OK, so here is where this gets interesting. We maintain exchange information for 1.7 million exchanges in North America. We’ve suspected that AT&T has been incorrectly reporting the details of phone exchanges in Connecticut, Maine, and Illinois. Today, we know this is true! We’ve found at least 150 exchanges assigned to AT&T reported as landlines that are actually wireless numbers. Each exchange contains up to 1,000 individual phone numbers. This means that potentially 150,000 phone numbers have been incorrectly categorized by AT&T! Phone calls made to these numbers in good faith by marketers could result in fines and legal ramifications, since they are actually cell phone numbers.

The root of this issue goes back 30 years ago when the great break-up of the telecommunication companies occurred. The theory back then was that more phone companies would be better for consumers than fewer phone companies [1]. When the break-up happened, consistent reporting of exchange information went out of fashion. No one had the time, nor the need to verify exchange assignments for Southern New England Telephone, Bell Atlantic, USWest, Sprint, CellularOne and hundreds of others.

Fast forward to today when there are fewer phone companies: mainly AT&T, Verizon and T-Mobile. Exchange data is generally more accurate except for a few hundred exchanges that were incorrectly reported years ago. Exchange data is now a critical element for any business to decide how to route inbound calls, what offers to provide, to identify fraud, and most importantly, to assist with compliance with the Telephone Consumer Protection Act (TCPA). Stay tuned: more on news on TCPA compliance to come.

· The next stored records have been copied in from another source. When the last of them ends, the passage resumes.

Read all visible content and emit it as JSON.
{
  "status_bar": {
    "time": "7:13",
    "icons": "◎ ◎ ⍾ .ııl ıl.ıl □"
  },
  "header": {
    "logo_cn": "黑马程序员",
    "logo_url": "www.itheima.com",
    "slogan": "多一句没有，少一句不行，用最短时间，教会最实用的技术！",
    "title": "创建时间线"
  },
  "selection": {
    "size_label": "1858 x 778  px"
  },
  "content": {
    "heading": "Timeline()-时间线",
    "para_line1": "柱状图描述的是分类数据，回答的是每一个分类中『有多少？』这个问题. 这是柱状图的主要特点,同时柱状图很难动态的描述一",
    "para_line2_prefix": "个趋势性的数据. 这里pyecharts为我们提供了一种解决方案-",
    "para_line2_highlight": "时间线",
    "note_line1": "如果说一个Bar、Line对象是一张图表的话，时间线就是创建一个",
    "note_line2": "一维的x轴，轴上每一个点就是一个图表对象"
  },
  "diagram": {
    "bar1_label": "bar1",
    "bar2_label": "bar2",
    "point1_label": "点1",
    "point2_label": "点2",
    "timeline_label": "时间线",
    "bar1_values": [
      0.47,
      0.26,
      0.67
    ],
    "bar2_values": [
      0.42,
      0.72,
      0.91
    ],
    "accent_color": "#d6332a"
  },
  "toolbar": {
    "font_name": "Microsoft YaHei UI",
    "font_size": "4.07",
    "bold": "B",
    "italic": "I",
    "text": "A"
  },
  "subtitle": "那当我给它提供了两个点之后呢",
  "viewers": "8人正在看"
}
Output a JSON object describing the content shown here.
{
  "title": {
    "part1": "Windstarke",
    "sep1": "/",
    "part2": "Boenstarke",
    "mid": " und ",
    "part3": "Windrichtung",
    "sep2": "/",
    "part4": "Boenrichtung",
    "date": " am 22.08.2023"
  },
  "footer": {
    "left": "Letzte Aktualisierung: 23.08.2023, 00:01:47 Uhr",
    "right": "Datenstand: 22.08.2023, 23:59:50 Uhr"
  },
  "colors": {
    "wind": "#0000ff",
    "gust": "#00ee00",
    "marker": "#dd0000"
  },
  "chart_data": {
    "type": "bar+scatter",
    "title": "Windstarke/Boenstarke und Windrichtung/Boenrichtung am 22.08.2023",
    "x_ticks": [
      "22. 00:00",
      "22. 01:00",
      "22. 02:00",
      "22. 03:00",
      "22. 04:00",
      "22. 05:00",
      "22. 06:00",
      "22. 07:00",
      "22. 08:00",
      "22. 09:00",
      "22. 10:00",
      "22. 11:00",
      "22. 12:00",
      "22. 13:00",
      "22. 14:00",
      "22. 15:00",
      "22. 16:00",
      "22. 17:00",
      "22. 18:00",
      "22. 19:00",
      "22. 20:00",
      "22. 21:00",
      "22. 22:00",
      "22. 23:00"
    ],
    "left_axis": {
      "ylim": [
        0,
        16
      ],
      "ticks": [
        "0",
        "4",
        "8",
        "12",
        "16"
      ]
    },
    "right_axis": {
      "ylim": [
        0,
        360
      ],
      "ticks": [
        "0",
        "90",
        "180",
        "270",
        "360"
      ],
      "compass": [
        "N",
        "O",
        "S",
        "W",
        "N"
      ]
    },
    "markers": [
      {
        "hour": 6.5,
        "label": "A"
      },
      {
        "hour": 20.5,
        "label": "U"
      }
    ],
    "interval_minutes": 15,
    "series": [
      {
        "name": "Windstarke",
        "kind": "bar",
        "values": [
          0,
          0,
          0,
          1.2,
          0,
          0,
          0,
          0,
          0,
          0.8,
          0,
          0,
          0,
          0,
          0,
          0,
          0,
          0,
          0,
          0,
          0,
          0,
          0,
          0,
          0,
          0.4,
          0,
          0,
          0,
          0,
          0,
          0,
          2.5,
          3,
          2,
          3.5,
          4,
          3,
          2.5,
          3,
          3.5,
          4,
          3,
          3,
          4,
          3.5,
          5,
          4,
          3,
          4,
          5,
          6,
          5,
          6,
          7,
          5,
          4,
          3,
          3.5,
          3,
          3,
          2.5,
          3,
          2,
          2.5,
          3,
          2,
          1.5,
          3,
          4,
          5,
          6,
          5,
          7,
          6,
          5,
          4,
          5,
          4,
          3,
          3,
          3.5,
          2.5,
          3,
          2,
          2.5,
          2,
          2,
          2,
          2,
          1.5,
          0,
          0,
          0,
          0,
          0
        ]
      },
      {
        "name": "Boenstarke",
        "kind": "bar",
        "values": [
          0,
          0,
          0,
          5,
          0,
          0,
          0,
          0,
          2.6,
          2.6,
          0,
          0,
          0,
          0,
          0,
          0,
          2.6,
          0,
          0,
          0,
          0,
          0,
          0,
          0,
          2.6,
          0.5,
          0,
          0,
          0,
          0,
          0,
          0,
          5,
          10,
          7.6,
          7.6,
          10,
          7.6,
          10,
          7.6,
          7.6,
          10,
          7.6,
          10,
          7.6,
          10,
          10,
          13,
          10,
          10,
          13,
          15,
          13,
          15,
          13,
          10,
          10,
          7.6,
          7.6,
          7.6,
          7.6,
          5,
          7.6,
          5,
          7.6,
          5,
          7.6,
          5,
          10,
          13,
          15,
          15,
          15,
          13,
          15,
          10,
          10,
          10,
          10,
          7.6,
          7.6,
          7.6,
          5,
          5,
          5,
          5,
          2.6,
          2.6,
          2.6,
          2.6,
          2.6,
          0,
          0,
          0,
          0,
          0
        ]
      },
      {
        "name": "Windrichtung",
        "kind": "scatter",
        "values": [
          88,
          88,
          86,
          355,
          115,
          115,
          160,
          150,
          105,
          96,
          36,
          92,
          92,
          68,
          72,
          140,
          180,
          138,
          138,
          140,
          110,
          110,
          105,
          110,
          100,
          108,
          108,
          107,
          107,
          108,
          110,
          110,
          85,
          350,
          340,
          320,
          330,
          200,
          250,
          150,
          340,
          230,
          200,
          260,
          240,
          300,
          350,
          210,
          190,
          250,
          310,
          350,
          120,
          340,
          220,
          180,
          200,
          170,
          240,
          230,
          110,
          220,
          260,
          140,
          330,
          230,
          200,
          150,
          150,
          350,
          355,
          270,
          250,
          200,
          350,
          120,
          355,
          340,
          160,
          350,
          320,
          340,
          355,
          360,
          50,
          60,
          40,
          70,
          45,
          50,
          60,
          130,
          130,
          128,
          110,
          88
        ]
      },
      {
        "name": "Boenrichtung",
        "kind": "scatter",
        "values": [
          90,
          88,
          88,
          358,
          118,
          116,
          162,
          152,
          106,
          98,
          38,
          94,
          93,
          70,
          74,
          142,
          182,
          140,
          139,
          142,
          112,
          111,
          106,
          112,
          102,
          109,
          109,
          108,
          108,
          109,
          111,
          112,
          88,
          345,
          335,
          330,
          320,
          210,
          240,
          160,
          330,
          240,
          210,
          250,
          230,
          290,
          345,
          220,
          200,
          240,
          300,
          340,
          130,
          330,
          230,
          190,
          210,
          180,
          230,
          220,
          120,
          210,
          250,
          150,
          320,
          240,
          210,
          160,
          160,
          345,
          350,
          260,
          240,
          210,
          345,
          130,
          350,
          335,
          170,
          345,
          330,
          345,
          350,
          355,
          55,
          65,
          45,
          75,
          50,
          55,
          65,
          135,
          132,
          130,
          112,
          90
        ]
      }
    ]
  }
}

Having new insight for these 150 AT&T exchanges improves most of our data quality web services and is one more example of our obsession for finding the most accurate data available. Our exchange data is shared by our lead validation, order validation, and all our phone services. Having fresh exchange data is like have fresh apples for a pie. It makes life easier.

AT&T we forgive you — no sour apples here.